Élection présidentielle fantôme en Pologne

Un manifestant portait un masque sur lequel on pouvait lire «Au secours!» («Pomocy!», en polonais), samedi à Varsovie.
Photo: Czarek Sokolowski Associated Press Un manifestant portait un masque sur lequel on pouvait lire «Au secours!» («Pomocy!», en polonais), samedi à Varsovie.

Les Polonais devaient élire leur président dimanche, mais les bureaux de vote n’ont pas ouvert, personne n’a pu voter, et l’élection, ni officiellement annulée ni ajournée, devrait entrer dans l’histoire comme un rare cas de scrutin fantôme.

Une nouvelle date pour l’élection présidentielle polonaise sera fixée d’ici deux semaines au plus tard, a annoncé dimanche la Commission électorale nationale, ayant constaté officiellement que le vote prévu ce jour n’avait pas eu lieu.

En fin de journée, la Commission électorale nationale a rendu publique une résolution déclarant qu’il « n’a pas été possible de voter pour les candidats » à la magistrature suprême et que, par conséquent, la présidente de la Chambre basse aurait 14 jours pour fixer une nouvelle date du scrutin. L’élection devra se tenir dans un délai maximal de 60 jours à partir de sa décision.
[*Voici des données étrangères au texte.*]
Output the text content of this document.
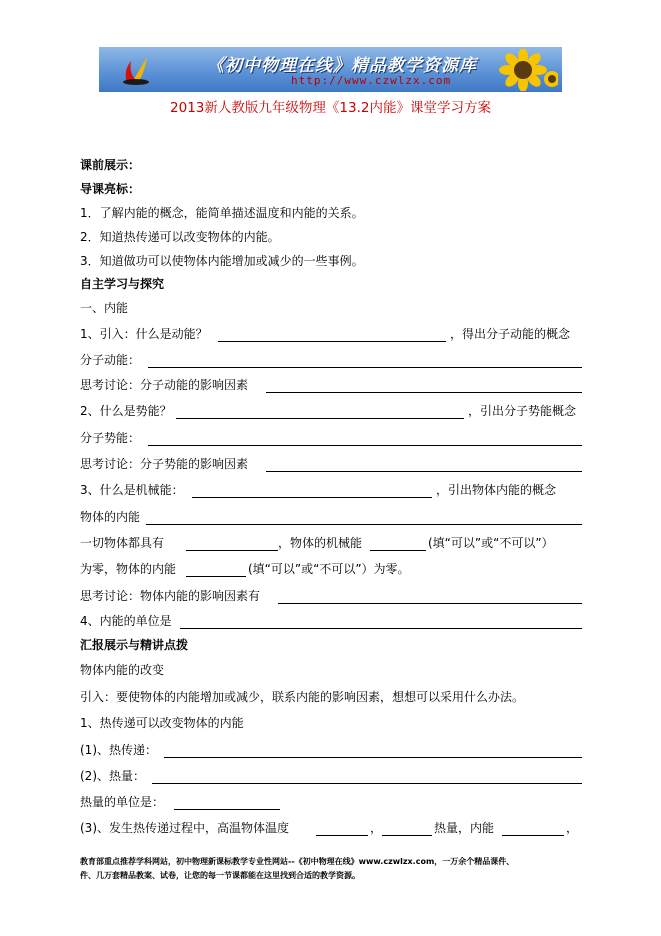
《初中物理在线》精品教学资源库
http://www.czwlzx.com
2013新人教版九年级物理《13.2内能》课堂学习方案
课前展示：
导课亮标：
1．了解内能的概念，能简单描述温度和内能的关系。
2．知道热传递可以改变物体的内能。
3．知道做功可以使物体内能增加或减少的一些事例。
自主学习与探究
一、内能
1、引入：什么是动能？	，得出分子动能的概念
分子动能：
思考讨论：分子动能的影响因素
2、什么是势能？	，引出分子势能概念
分子势能：
思考讨论：分子势能的影响因素
3、什么是机械能：	，引出物体内能的概念
物体的内能
一切物体都具有	，物体的机械能	(填“可以”或“不可以”）
为零，物体的内能	(填“可以”或“不可以”）为零。
思考讨论：物体内能的影响因素有
4、内能的单位是
汇报展示与精讲点拨
物体内能的改变
引入：要使物体的内能增加或减少，联系内能的影响因素，想想可以采用什么办法。
1、热传递可以改变物体的内能
(1)、热传递：
(2)、热量：
热量的单位是：
(3)、发生热传递过程中，高温物体温度	，	热量，内能	，
教育部重点推荐学科网站，初中物理新课标教学专业性网站--《初中物理在线》www.czwlzx.com，一万余个精品课件、
件、几万套精品教案、试卷，让您的每一节课都能在这里找到合适的教学资源。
« On a aujourd’hui le jour d’élection sans élection », a résumé sur sa page Facebook un député social-démocrate (SLD), Tomasz Trela, après avoir organisé un happening devant une école fermée habituellement convertie en bureau de vote à Lodz. « Le bureau de vote est fermé, ce qui veut dire que quelqu’un a annulé l’élection. Mais on ne sait pas qui l’a fait et sur quoi il s’est fondé », a-t-il dit aux journalistes.

Le mouvement des Citoyens de la République polonaise (Obywatele RP) a pour sa part organisé une manifestation à Varsovie pour demander une réforme fondamentale de l’État.

« L’État est incapable de tenir l’élection prévue pour aujourd’hui. Ou le scrutin, ou autre chose, appelez comme vous voulez cette comédie qu’ils nous ont préparée », a dit l’un des chefs du mouvement, Pawel Kasprzak, aux journalistes.

Un autre homme politique de gauche, Krzysztof Gawkowski, a invité l’ensemble des partis politiques à une table ronde « pour trouver le moyen de tenir une élection juste et honnête ». La plupart des formations d’opposition ont rapidement accepté de se rencontrer mercredi, mais le parti conservateur au pouvoir, Droit et Justice (PiS), a fait savoir qu’il n’y participerait pas, a rapporté l’agence PAP.

« Dans les vapeurs de l’absurde »

La solution de la Commission électorale, a expliqué aux journalistes son président, Sylwester Marciniak, permet de ne pas demander à la Cour suprême de constater l’invalidité de l’élection.

Le PiS avait envisagé mercredi cette étape formelle à la Cour suprême et en avait même prédit l’issue.

« Nous plongeons dans les vapeurs de l’absurde », avait dit le politologue Stanislaw Mocek, recteur de l’université Collegium Civitas. « Cela sonne comme un ordre donné à la Cour. » Depuis, de nombreux experts constitutionnalistes ont émis des doutes sur la compétence de la Cour suprême à rendre une telle décision.

L’incertitude actuelle résulte d’un faisceau d’intérêts opposés et de décisions controversées. Face au risque élevé de contamination au nouveau coronavirus dans les bureaux de vote, le PiS a voté une loi imposant l’élection par correspondance. Mais ce texte, critiqué par le constitutionnaliste et rejeté par l’opposition au Sénat, est arrivé trop tard pour permettre d’organiser le scrutin.

En même temps, le PiS a refusé un ajournement, réclamé par l’opposition, dont les candidats n’ont pu faire campagne, et souhaité par trois Polonais sur quatre selon des sondages.

Aux termes de la Constitution, pour ajourner la présidentielle il faudrait proclamer l’état de catastrophe naturelle. Officiellement, le PiS a estimé que la situation sanitaire ne l’exigeait pas. Officieusement, il a laissé entendre que des multinationales présentes en Pologne pourraient demander d’immenses dommages et intérêts, que l’État aurait du mal à payer.

Mais pour l’opposition et de nombreux commentateurs, il y avait une autre raison : le parti conservateur voulait assurer sans attendre la victoire du président sortant Andrzej Duda, issu de ses rangs.

M. Duda, en tête des sondages, aurait pu être réélu dès le premier tour. Mais ses chances de l’emporter risquent de faiblir à terme, lorsque l’incidence économique de la pandémie se fera sentir dans les entreprises et les ménages, et que le chômage montera.